Nur kurze Zeit später fuhr der Bus vor, der den Bundespräsidenten am Flughafen abgeholt hatte. Repräsentanten aus dem Dreiländereck wie zum Beispiel neben dem Weiler OB Wolfgang Dietz auch Regierungspräsident von Sven Ungern-Sternberg, Landrat Alois Rübsamen, Basels Regierungsrat Ralph Lewin, René Moebel, Bürgermeister von Huningue und Roland Igersheim als Präsident der Communauté de communes des Trois Frontières waren dabei.
Bus fährt mit geöffneten Türen
Kleine Anekdote: Der Bus musste mit geöffneten Türen zum Flughafen fahren, weil die Hinterlassenschaft eines Polizeihunds bei der zuvor stattgefundenen Sicherheitsinspektion eine Frischluftzufuhr notwendig gemacht hatte. Doch dieser „Zwischenfall“ sollte den Freudentag nicht trüben.
Zuerst gab es für einen ausgewählten Kreis im kleinen Sitzungssaal des Rathauses neben herzlichen Begrüßungsworten eine erste Info-Runde über die Grenzstadt und das Dreiländereck sowie das Leben an und mit der Grenze. Die Zusammenarbeit in der Grenzregion und europäische Alltagserfahrungen bestimmten den lockeren Austausch mit dem interessierten und sympathischen Bundespräsidenten. Natürlich musste sich Johannes Rau auch im Goldenen Buch der Stadt verewigen.
700 Personen beim Bürgerempfang
Derweil hatten sich rund 700 Bürgerinnen und Bürger im Foyer und großen Sitzungssaal zum Bürgerempfang eingefunden. Auch hier klickten wie bei allen anderen Terminen viele Kameras.
Bevor es für ausgewählte Gäste mit dem geschmückten Bus, an dessen Seiten unübersehbar der Schriftzug „Herzlich Willkommen in Weil am Rhein“ prangte, zum Mittagessen in das Altweiler Spitzenrestaurant „Adler“ mit dem langjährigen Sternekoch Hansjörg Wöhrle ging, gab es noch einen Abstecher zum Unternehmen Endress+Hauser, wobei unter anderem junge Leute ihre trinationale Ausbildung vorstellten.

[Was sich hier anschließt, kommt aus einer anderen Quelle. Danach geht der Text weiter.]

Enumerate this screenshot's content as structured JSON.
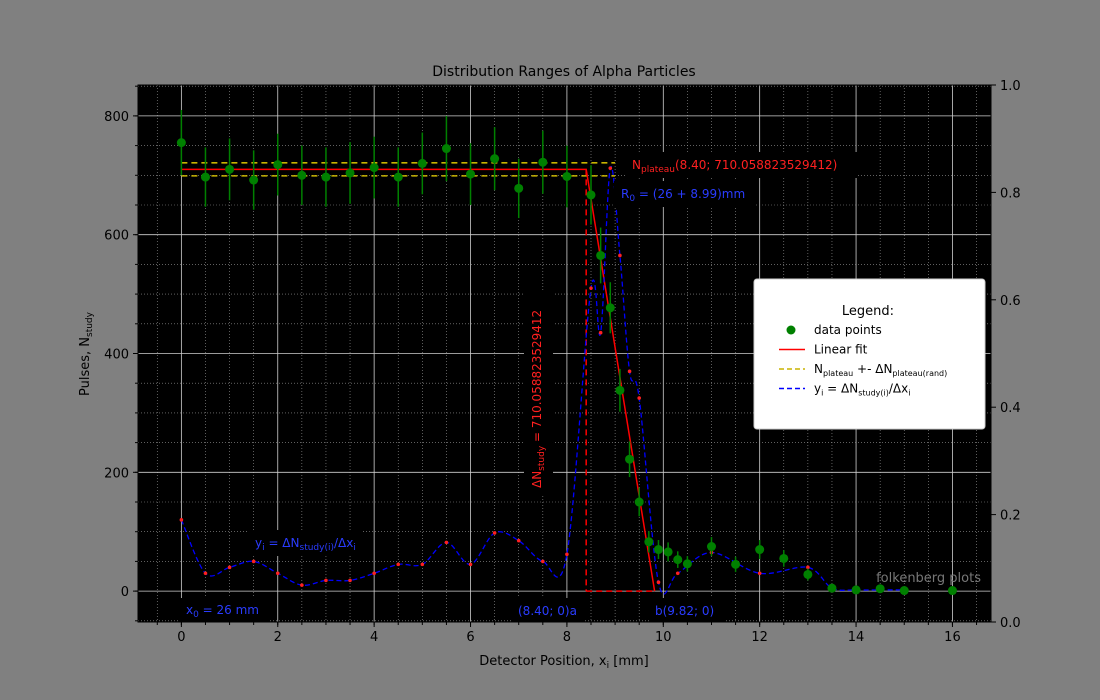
{
  "chart_data": {
    "type": "scatter",
    "title": "Distribution Ranges of Alpha Particles",
    "xlabel": "Detector Position, x",
    "xlabel_sub": "i",
    "xlabel_unit": " [mm]",
    "ylabel": "Pulses, N",
    "ylabel_sub": "study",
    "xlim": [
      -0.9,
      16.8
    ],
    "ylim": [
      -52,
      852
    ],
    "right_ylim": [
      0.0,
      1.0
    ],
    "x_ticks": [
      0,
      2,
      4,
      6,
      8,
      10,
      12,
      14,
      16
    ],
    "y_ticks": [
      0,
      200,
      400,
      600,
      800
    ],
    "right_ticks": [
      "0.0",
      "0.2",
      "0.4",
      "0.6",
      "0.8",
      "1.0"
    ],
    "grid": true,
    "legend_position": "center-right",
    "legend": {
      "title": "Legend:",
      "entries": [
        {
          "kind": "marker",
          "color": "#008000",
          "text": "data points",
          "sub": "",
          "tail": ""
        },
        {
          "kind": "line",
          "color": "#ff0000",
          "text": "Linear fit",
          "sub": "",
          "tail": ""
        },
        {
          "kind": "dash",
          "color": "#c8b400",
          "text": "N",
          "sub": "plateau",
          "tail": " +- ΔN",
          "sub2": "plateau(rand)"
        },
        {
          "kind": "dash",
          "color": "#0000ff",
          "text": "y",
          "sub": "i",
          "tail": " = ΔN",
          "sub2": "study(i)",
          "tail2": "/Δx",
          "sub3": "i"
        }
      ]
    },
    "series": [
      {
        "name": "data points",
        "color": "#008000",
        "x": [
          0,
          0.5,
          1,
          1.5,
          2,
          2.5,
          3,
          3.5,
          4,
          4.5,
          5,
          5.5,
          6,
          6.5,
          7,
          7.5,
          8,
          8.5,
          8.7,
          8.9,
          9.1,
          9.3,
          9.5,
          9.7,
          9.9,
          10.1,
          10.3,
          10.5,
          11,
          11.5,
          12,
          12.5,
          13,
          13.5,
          14,
          14.5,
          15,
          16
        ],
        "y": [
          755,
          697,
          710,
          692,
          718,
          700,
          697,
          704,
          713,
          697,
          720,
          745,
          702,
          728,
          678,
          722,
          698,
          667,
          565,
          477,
          338,
          222,
          150,
          83,
          70,
          66,
          53,
          46,
          75,
          45,
          70,
          55,
          28,
          5,
          2,
          4,
          1,
          1
        ],
        "err": [
          55,
          50,
          52,
          50,
          52,
          50,
          50,
          52,
          52,
          50,
          52,
          55,
          52,
          53,
          50,
          53,
          52,
          50,
          47,
          43,
          36,
          30,
          24,
          18,
          16,
          16,
          14,
          13,
          16,
          13,
          16,
          14,
          10,
          4,
          3,
          3,
          2,
          2
        ]
      },
      {
        "name": "Linear fit",
        "color": "#ff0000",
        "x": [
          0,
          8.4,
          9.82
        ],
        "y": [
          710.058823529412,
          710.058823529412,
          0
        ]
      },
      {
        "name": "N_plateau +- ΔN_plateau(rand)",
        "color": "#c8b400",
        "x": [
          0,
          9.0
        ],
        "upper": 721,
        "lower": 699
      },
      {
        "name": "y_i = ΔN_study(i)/Δx_i",
        "color": "#0000ff",
        "x": [
          0,
          0.5,
          1,
          1.5,
          2,
          2.5,
          3,
          3.5,
          4,
          4.5,
          5,
          5.5,
          6,
          6.5,
          7,
          7.5,
          8,
          8.5,
          8.7,
          8.9,
          9.1,
          9.3,
          9.5,
          9.9,
          10.3,
          11,
          12,
          13,
          13.5,
          14,
          14.5,
          15
        ],
        "y": [
          120,
          30,
          40,
          50,
          30,
          10,
          18,
          18,
          30,
          45,
          45,
          82,
          45,
          98,
          85,
          50,
          62,
          510,
          435,
          712,
          565,
          370,
          325,
          15,
          30,
          65,
          30,
          40,
          5,
          2,
          2,
          2
        ]
      }
    ],
    "rectangle": {
      "x0": 8.4,
      "x1": 9.82,
      "y0": 0,
      "y1": 710.058823529412,
      "color": "#ff0000"
    },
    "annotations": {
      "n_plateau_main": "N",
      "n_plateau_sub": "plateau",
      "n_plateau_tail": "(8.40; 710.058823529412)",
      "r0_main": "R",
      "r0_sub": "0",
      "r0_tail": " = (26 + 8.99)mm",
      "delta_n_main": "ΔN",
      "delta_n_sub": "study",
      "delta_n_tail": " = 710.058823529412",
      "yi_main": "y",
      "yi_sub": "i",
      "yi_tail": " = ΔN",
      "yi_sub2": "study(i)",
      "yi_tail2": "/Δx",
      "yi_sub3": "i",
      "x0_main": "x",
      "x0_sub": "0",
      "x0_tail": " = 26 mm",
      "a_label": "(8.40; 0)a",
      "b_label": "b(9.82; 0)",
      "watermark": "folkenberg plots"
    }
  }
}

Natürlich fehlte auch ein Besuch des renommierten Möbelherstellers Vitra und des Vitra Design Museums nicht. Dabei gab es eine Überraschung für den hohen Gast: Thomas Fröde, Chef des gleichnamigen Speditionsunternehmens, überreichte ihm einen großen Designer-Stuhl.
Aussicht ins Dreiländereck bei einem Schluck Wein
Abgerundet wurde der Besuchstag des Bundespräsidenten mit einem Abstecher auf den Ötlinger Kirchplatz. Dort genoss Johannes Rau nicht nur die herrliche Aussicht ins Dreiländereck, sondern auch einen von Pfarrer Walter Vehmann kredenzten Schluck Wein, ehe es nach einem ereignisreichen Tag und einem Besuch mit hoher Strahlkraft wieder zum Flughafen zurück ging.